4. We must be discerning about culture, “discovering points of disagreement between our faith and culture by listening to both, then choosing a path that pleases God.” We must practice “selective acculturation, allowing ourselves to experience resonance with art that connects us with the joy pain and realities of our fellow humans, while also identifying and guarding against dissonant values, ideas, belief and behavior.”
5. We must build community with other believers, because we are all aliens in this world. We long for a place to be encouraged, to fellowship and to belong.
6. We must observe the culture we live in (almost like anthropologists) so that we can find the most effective entry point for each person or group and communicate using an appropriate language and illustrations. We must also care deeply about people. We bridge cultural knowledge to our Christian experience and understanding.

Staub ends with a chapter to artists and creatives, saying they will lead us into the “cultural renaissance” we’ve been waiting for. He offers some good insights and advice to artists (used broadly), particularly around being authentic and striving for excellence, not just trying to be “Christian.” He offers a quote from CS Lewis saying “we don’t need Christian writers, we need great writers who are Christian.”

If I had to cite anything negative about the book, it would be that Staub uses an overwhelming number of quotes (albeit some great quotes), and sometimes references the same quote multiple times. During the first section of the book, he comes off as a little preachy, but I chalk that up to his passion for the topic.

I was pleased that he offered solutions, not just complaints about society and Christianity. I also appreciated his unwavering support of being strong in your faith, and at the same time understanding the culture.

I highly encourage you to pick up this book and read it. When you do, come back and tell me what you think. Personally, I’m excited and energized about being a “culturally savvy Christian.”

A few more quotes (among many, many) I appreciated:
“People who believe they know the truth need to realize that cultural influence requires more than knowing the story; it requires telling it thoughtfully and artistically. Never has there been a greater need for wise, gifted storytellers who understand the story we are in and can communicate a better way gracefully and truthfully.”

“Today, the toughest test we can apply is to ask whether the media items we consume represent the highest and best spiritually, intellectually and aesthetically.”

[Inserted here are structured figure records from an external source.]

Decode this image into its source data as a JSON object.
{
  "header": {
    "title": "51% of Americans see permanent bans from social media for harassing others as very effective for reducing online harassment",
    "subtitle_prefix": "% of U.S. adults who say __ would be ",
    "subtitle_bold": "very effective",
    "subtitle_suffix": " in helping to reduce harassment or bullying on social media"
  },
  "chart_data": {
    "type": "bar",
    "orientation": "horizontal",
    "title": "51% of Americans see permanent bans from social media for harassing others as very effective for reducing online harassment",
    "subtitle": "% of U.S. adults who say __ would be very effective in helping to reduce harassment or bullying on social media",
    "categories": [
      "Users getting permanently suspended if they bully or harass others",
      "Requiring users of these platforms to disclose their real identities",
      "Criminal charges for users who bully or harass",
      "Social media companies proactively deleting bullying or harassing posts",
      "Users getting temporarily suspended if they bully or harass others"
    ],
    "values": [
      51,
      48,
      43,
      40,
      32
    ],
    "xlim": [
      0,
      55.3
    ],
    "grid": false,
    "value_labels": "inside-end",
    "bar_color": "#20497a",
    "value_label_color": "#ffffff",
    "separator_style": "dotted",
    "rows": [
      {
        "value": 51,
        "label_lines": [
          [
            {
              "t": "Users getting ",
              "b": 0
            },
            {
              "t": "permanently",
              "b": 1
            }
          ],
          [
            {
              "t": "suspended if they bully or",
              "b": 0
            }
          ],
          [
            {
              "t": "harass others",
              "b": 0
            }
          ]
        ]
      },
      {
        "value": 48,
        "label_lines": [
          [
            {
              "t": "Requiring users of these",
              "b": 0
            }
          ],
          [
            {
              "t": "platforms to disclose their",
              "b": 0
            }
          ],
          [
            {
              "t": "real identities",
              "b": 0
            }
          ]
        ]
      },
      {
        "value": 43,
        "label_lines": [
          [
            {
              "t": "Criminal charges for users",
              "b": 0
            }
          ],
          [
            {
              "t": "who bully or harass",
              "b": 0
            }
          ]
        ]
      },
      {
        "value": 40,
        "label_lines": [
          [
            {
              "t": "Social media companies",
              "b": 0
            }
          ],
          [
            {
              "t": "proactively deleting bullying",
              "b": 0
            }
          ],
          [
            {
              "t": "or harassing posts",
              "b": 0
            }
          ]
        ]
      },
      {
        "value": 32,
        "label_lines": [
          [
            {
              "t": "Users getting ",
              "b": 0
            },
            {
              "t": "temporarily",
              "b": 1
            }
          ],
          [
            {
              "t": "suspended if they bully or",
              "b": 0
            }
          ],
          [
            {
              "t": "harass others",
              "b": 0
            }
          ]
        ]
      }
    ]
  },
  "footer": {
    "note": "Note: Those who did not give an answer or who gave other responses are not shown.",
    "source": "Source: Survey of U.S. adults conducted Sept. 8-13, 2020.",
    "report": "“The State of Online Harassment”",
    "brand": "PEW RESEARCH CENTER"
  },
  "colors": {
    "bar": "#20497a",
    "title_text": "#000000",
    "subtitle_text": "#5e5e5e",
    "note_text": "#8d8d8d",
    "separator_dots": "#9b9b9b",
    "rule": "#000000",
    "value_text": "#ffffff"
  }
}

“Culturally savvy artists do not expect their work to be accepted because they are Christian, but because their art is good.”

3 comments:

Mark Goodyear said...

Ha! Small world. I'm interviewing Dick Staub about this book on Monday.

I'm finishing up the first section still, and I noticed that he was definitely a little doomsday there. I look forward to the two sections where he promises to be more positive.

spaghettipie said...

MG - That's cool; where will it be published?

For me, the first section came off as the most "preachy" and while full of interesting information, it definitely begged the question of what to do about it. I was a little concerned that he wouldn't adequately address a solution, but was pleased with the end result. It's not that everything he is saying is revolutionary, but he articulates well many things I've been thinking about lately, particularly in regard to restoring community and being authentic.

I'll be interested to read your interview, as well as hear your thoughts once you have finished.

Charity Singleton said...

This was a great review, definitely the kind of stuff I was wondering about the book. I am definitely going to pick it up. I thought the part about reclaiming our humanness, not in salvation or evangelism, but in glorifying him and bearing his image. How interesting. The cultural rennaissance bit was interesting too! Thanks for posting this.